What Anderson does bring in net is personality, something that’s been lacking amongst the NHL’s goalie corps in the post-Roy era. While he is certainly no Dominik Hasek, Anderson has a tendency to be more active and jumpy in his crease than most butterfly-era goaltenders.
https://www.youtube.com/watch?v=9rDexdfs2jM
Case in point, five nights ago against the Detroit Red Wings’ Tomas Jurco. Anderson made 31 saves on the evening and led his team to a victory they didn’t deserve in the final forty minutes of play (that’s beside the point).
What’s incredible about Anderson is the workload he is facing. With his team giving up, on average, 35.5 shots per night (28th in the NHL, better than only Colorado and Buffalo), Anderson is averaging a tidy 34 saves per game this season. Those are ‘Roberto Luongo in Florida the First Time’ numbers, yet somehow the Senators’ record sits at a very respectable 7-3-3. How? Anderson.
The veteran netminder broke into the NHL with some bad teams; the Florida Panther and Colorado Avalanche teams of the late-2000’s were nothing to brag about, but they did have something in common with the modern-day Sens: a lack of elite-level offense. The ’08-’09 Panthers, led in scoring by Stephen Weiss with just 61 points, nearly snuck into the playoffs with Anderson starting a career-high 31 games in net. The 09′-’10 Avs, who aside from Paul Stastny lacked much offensive punch, snuck into the playoffs on the back of Anderson’s .917 SV% in 71GP.
The underlying theme in all of this is that Craig Anderson is not only used to facing 30+ shots on teams that don’t produce a whole lot offensively, he’s used to making those teams substantially better than their offensive numbers indicate.
While he is without a doubt a Top-5 statistical goaltender in today’s NHL, it’s Anderson’s style of play that brings out the nostalgia in me. Whether it be the two-pad stack on a cross-crease pass, or his general flopping on rebounds, he represents something fresh that I, as a former goaltender, appreciate – something unique. From the age of seven or eight, young goaltenders are drilled into becoming Patrick Roy prototypes – butterfly this, butterfly that. Yet Anderson has managed to retain some of his frantic movement for years at the NHL level, and is arguably the single NHL starting goaltender that best embodies the term ‘hybrid’ goaltender. Yes, he can do the butterfly and ‘get big’, but he is above all a competitor.
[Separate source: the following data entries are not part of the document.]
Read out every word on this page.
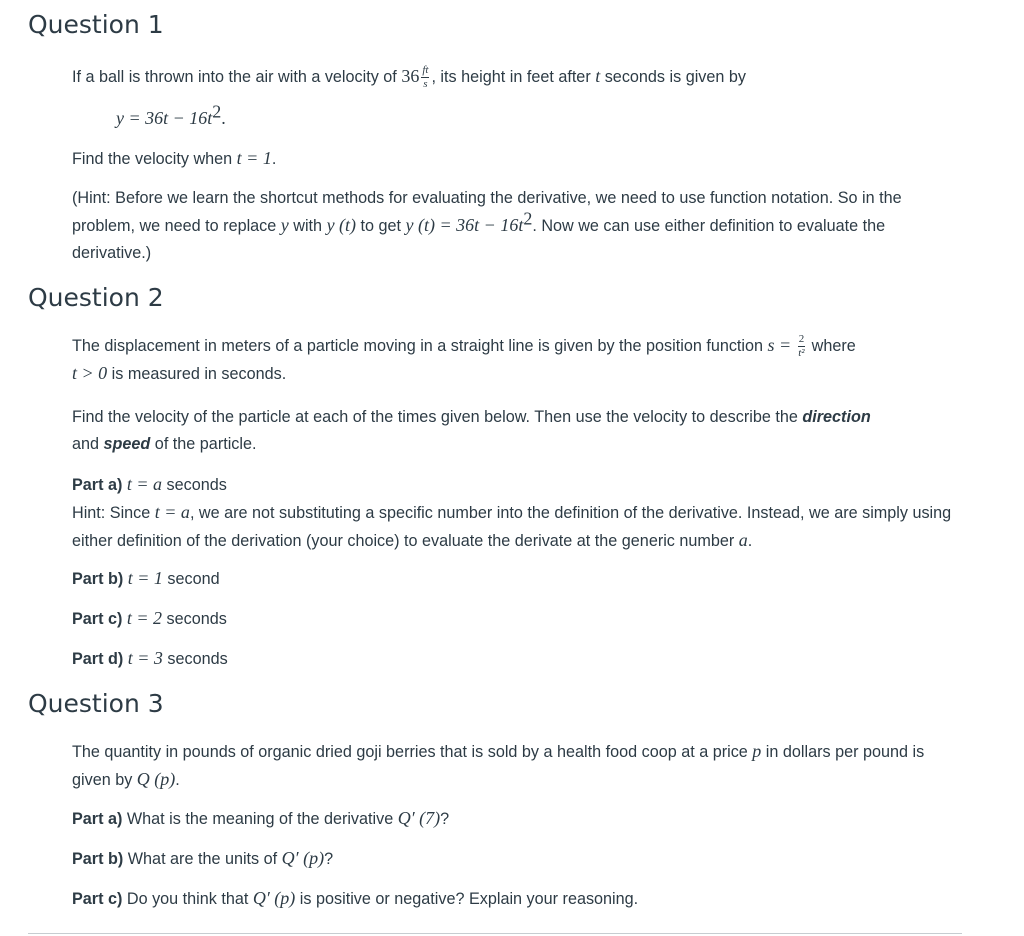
Question 1

If a ball is thrown into the air with a velocity of $36 \frac{ft}{s}$ , its height in feet after t seconds is given by

$y = 36t - 16t^2$.

Find the velocity when t = 1.

(Hint: Before we learn the shortcut methods for evaluating the derivative, we need to use function notation. So in the problem, we need to replace y with y (t) to get y $(t) = 36t - 16t^2$. Now we can use either definition to evaluate the derivative.)

Question 2

The displacement in meters of a particle moving in a straight line is given by the position function $s = \frac{2}{\text{t²}}$ where
t > 0 is measured in seconds.

Find the velocity of the particle at each of the times given below. Then use the velocity to describe the direction
and speed of the particle.

Part a) t = a seconds
Hint: Since t = a, we are not substituting a specific number into the definition of the derivative. Instead, we are simply using either definition of the derivation (your choice) to evaluate the derivate at the generic number a.

Part b) t = 1 second

Part c) t = 2 seconds

Part d) t = 3 seconds

Question 3

The quantity in pounds of organic dried goji berries that is sold by a health food coop at a price p in dollars per pound is given by Q (p).

Part a) What is the meaning of the derivative Q′ (7)?

Part b) What are the units of Q′ (p)?

Part c) Do you think that Q′ (p) is positive or negative? Explain your reasoning.
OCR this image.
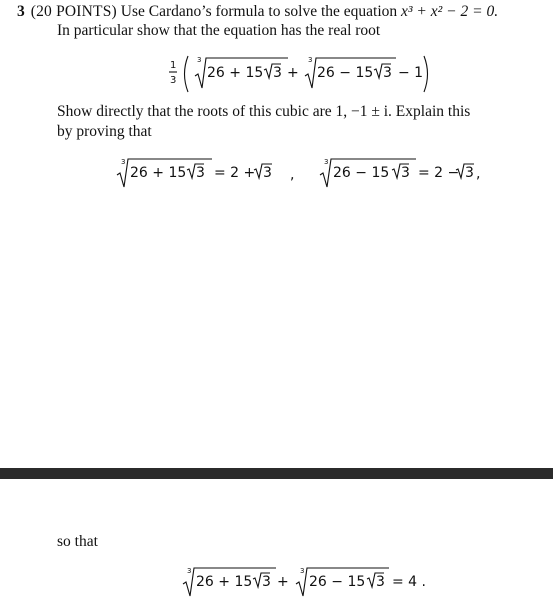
3 (20 POINTS) Use Cardano’s formula to solve the equation x³ + x² − 2 = 0.
In particular show that the equation has the real root
1
3
3
26 + 15 3 +
3
26 − 15 3 − 1
Show directly that the roots of this cubic are 1, −1 ± i. Explain this
by proving that
3
26 + 15 3 = 2 + 3 ,
3
26 − 15 3 = 2 − 3 ,
so that
3
26 + 15 3 +
3
26 − 15 3 = 4 .
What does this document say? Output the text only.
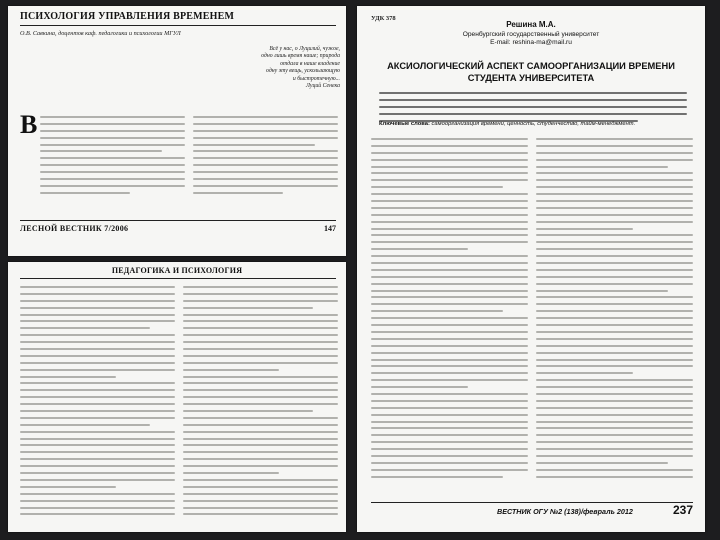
ПСИХОЛОГИЯ УПРАВЛЕНИЯ ВРЕМЕНЕМ
О.В. Савкина, доцентов каф. педагогики и психологии МГУЛ
Всё у нас, о Луцилий, чужое,
одно лишь время наше; природа
отдала в наше владение
одну эту вещь, ускользающую
и быстротечную...
Луций Сенека
В
ЛЕСНОЙ ВЕСТНИК 7/2006	147
ПЕДАГОГИКА И ПСИХОЛОГИЯ
УДК 378
Решина М.А.
Оренбургский государственный университет
E-mail: reshina-ma@mail.ru
АКСИОЛОГИЧЕСКИЙ АСПЕКТ САМООРГАНИЗАЦИИ ВРЕМЕНИ
СТУДЕНТА УНИВЕРСИТЕТА
Ключевые слова: самоорганизация времени, ценность, студенчество, тайм-менеджмент.
ВЕСТНИК ОГУ №2 (138)/февраль 2012	237
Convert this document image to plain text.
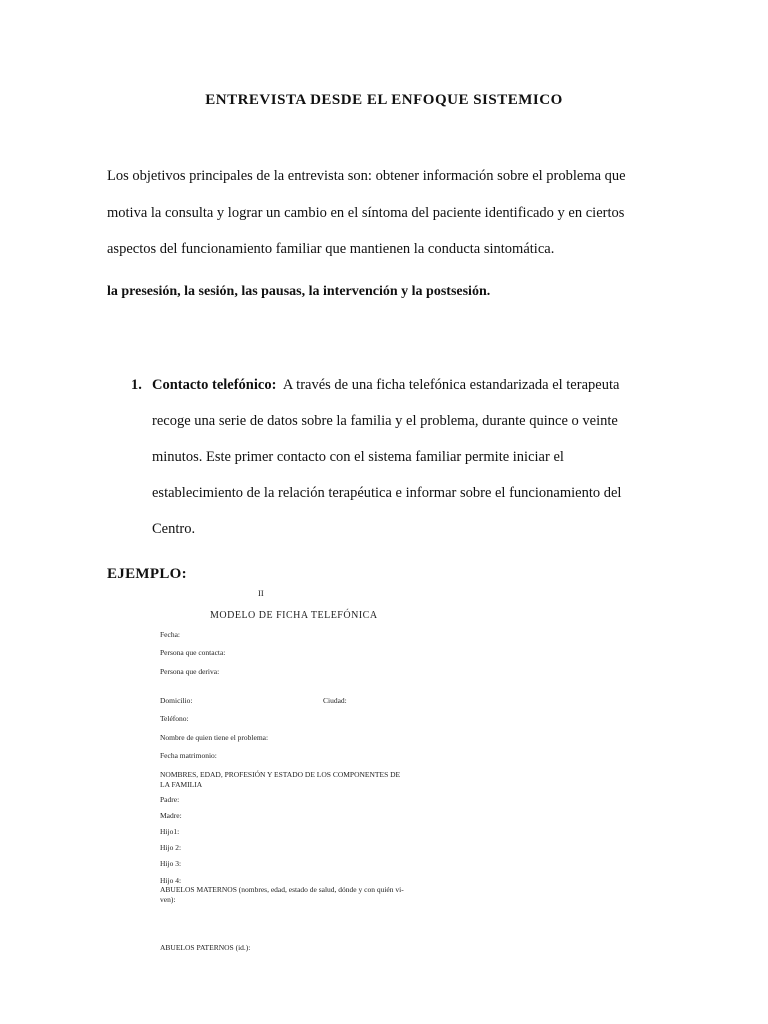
ENTREVISTA DESDE EL ENFOQUE SISTEMICO
Los objetivos principales de la entrevista son: obtener información sobre el problema que
motiva la consulta y lograr un cambio en el síntoma del paciente identificado y en ciertos
aspectos del funcionamiento familiar que mantienen la conducta sintomática.
la presesión, la sesión, las pausas, la intervención y la postsesión.
1. Contacto telefónico: A través de una ficha telefónica estandarizada el terapeuta
recoge una serie de datos sobre la familia y el problema, durante quince o veinte
minutos. Este primer contacto con el sistema familiar permite iniciar el
establecimiento de la relación terapéutica e informar sobre el funcionamiento del
Centro.
EJEMPLO:
II
MODELO DE FICHA TELEFÓNICA
Fecha:
Persona que contacta:
Persona que deriva:
Domicilio:	Ciudad:
Teléfono:
Nombre de quien tiene el problema:
Fecha matrimonio:
NOMBRES, EDAD, PROFESIÓN Y ESTADO DE LOS COMPONENTES DE
LA FAMILIA
Padre:
Madre:
Hijo1:
Hijo 2:
Hijo 3:
Hijo 4:
ABUELOS MATERNOS (nombres, edad, estado de salud, dónde y con quién vi-
ven):
ABUELOS PATERNOS (id.):
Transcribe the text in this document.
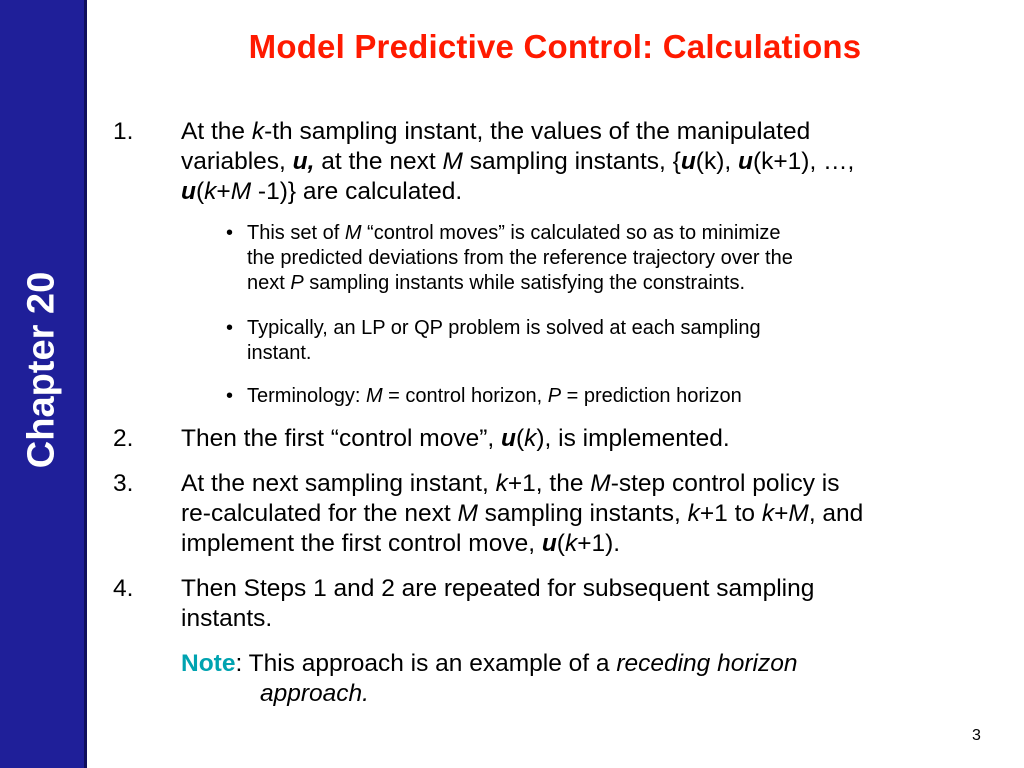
Chapter 20
Model Predictive Control: Calculations
1. At the k-th sampling instant, the values of the manipulated
variables, u, at the next M sampling instants, {u(k), u(k+1), …,
u(k+M -1)} are calculated.
• This set of M “control moves” is calculated so as to minimize
the predicted deviations from the reference trajectory over the
next P sampling instants while satisfying the constraints.
• Typically, an LP or QP problem is solved at each sampling
instant.
• Terminology: M = control horizon, P = prediction horizon
2. Then the first “control move”, u(k), is implemented.
3. At the next sampling instant, k+1, the M-step control policy is
re-calculated for the next M sampling instants, k+1 to k+M, and
implement the first control move, u(k+1).
4. Then Steps 1 and 2 are repeated for subsequent sampling
instants.
Note: This approach is an example of a receding horizon
approach.
3
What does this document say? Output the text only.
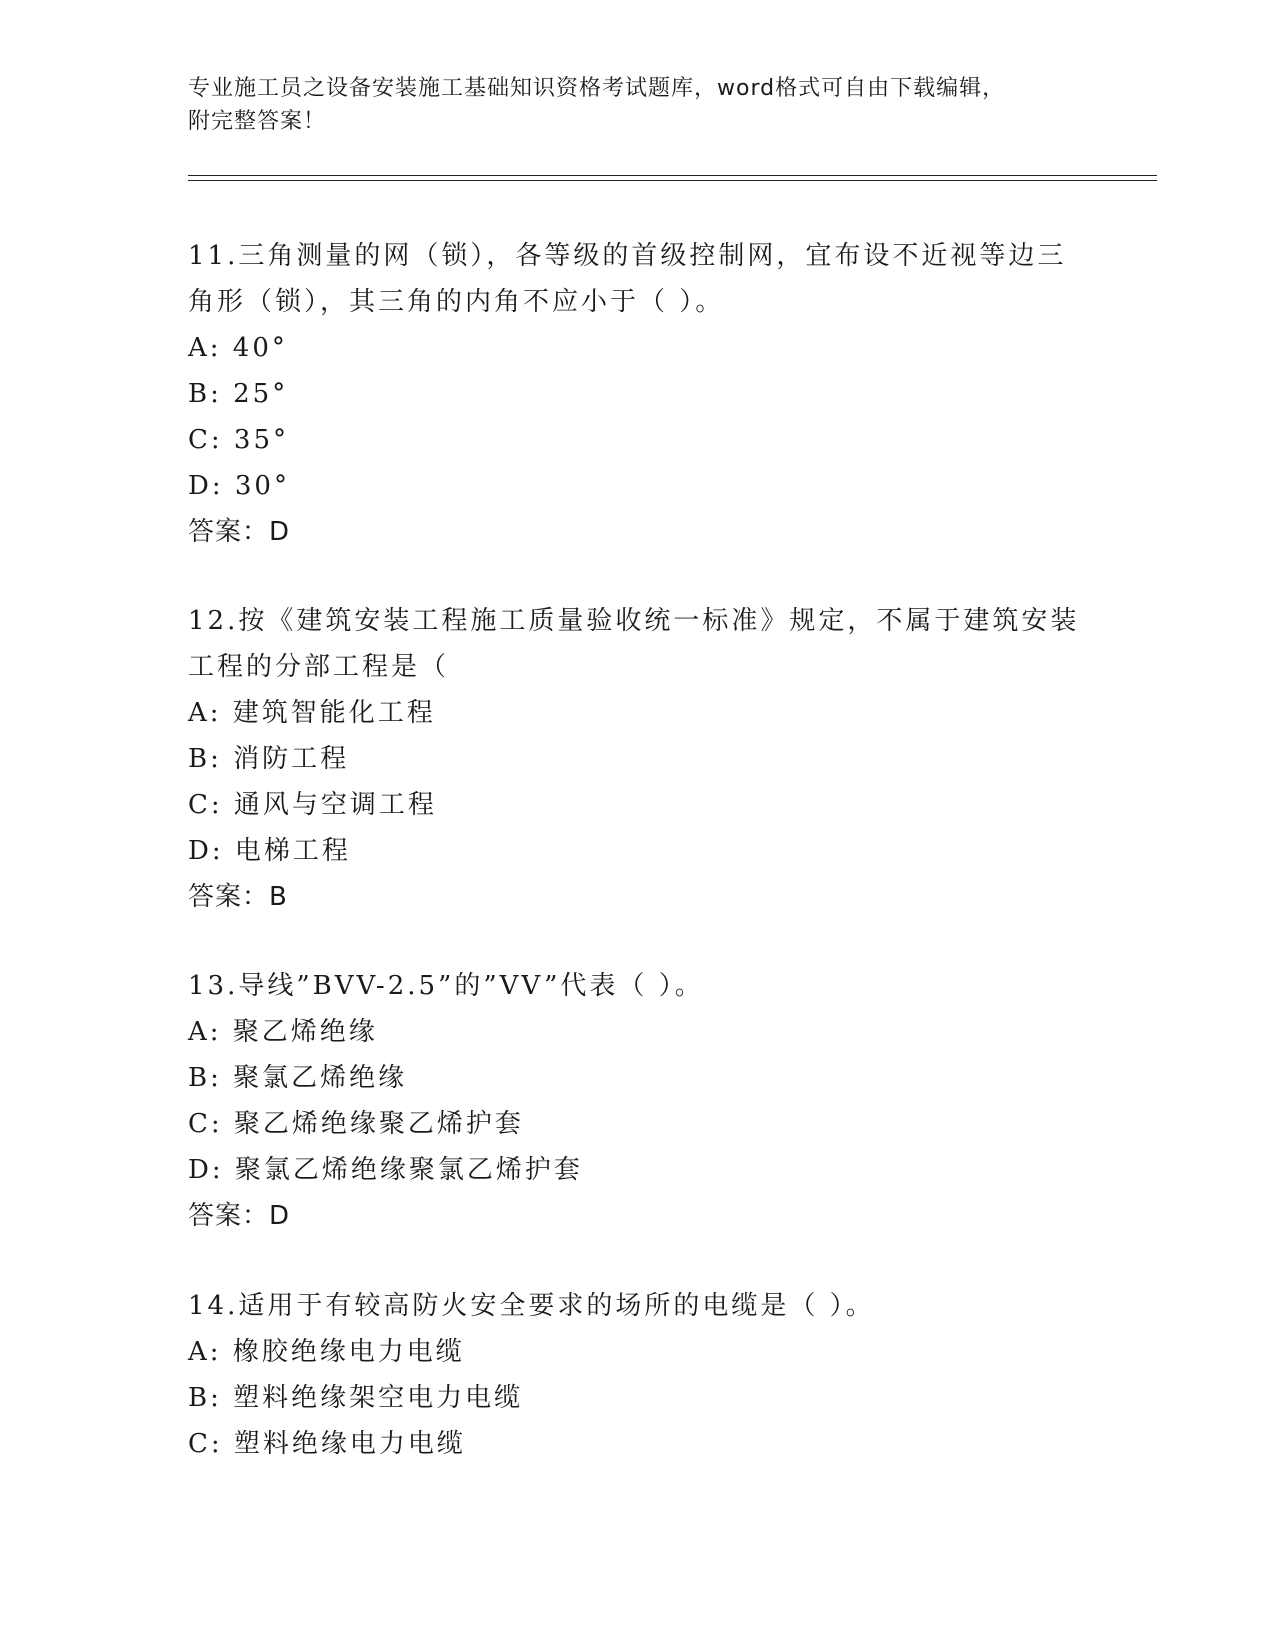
专业施工员之设备安装施工基础知识资格考试题库，word格式可自由下载编辑，
附完整答案！
11.三角测量的网（锁），各等级的首级控制网，宜布设不近视等边三
角形（锁），其三角的内角不应小于（ ）。
A: 40°
B: 25°
C: 35°
D: 30°
答案：D
12.按《建筑安装工程施工质量验收统一标准》规定，不属于建筑安装
工程的分部工程是（
A: 建筑智能化工程
B: 消防工程
C: 通风与空调工程
D: 电梯工程
答案：B
13.导线”BVV-2.5”的”VV”代表（ ）。
A: 聚乙烯绝缘
B: 聚氯乙烯绝缘
C: 聚乙烯绝缘聚乙烯护套
D: 聚氯乙烯绝缘聚氯乙烯护套
答案：D
14.适用于有较高防火安全要求的场所的电缆是（ ）。
A: 橡胶绝缘电力电缆
B: 塑料绝缘架空电力电缆
C: 塑料绝缘电力电缆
That’s not to say that other NHL goaltenders aren’t – of course they are – I’m just saying that Anderson’s never-say-die attitude, his over-challenging of shooters, have endeared him to not only me, but a generation of older goaltenders.
He is now the torch-carrier for hybrid goalies everywhere, fighting the tidal wave of butterfly goaltending that’s swept across North America – but he still has a little bit of Hasek in him.
Cheers to you, Craig Anderson, for being different and – most importantly, of course – being damn good.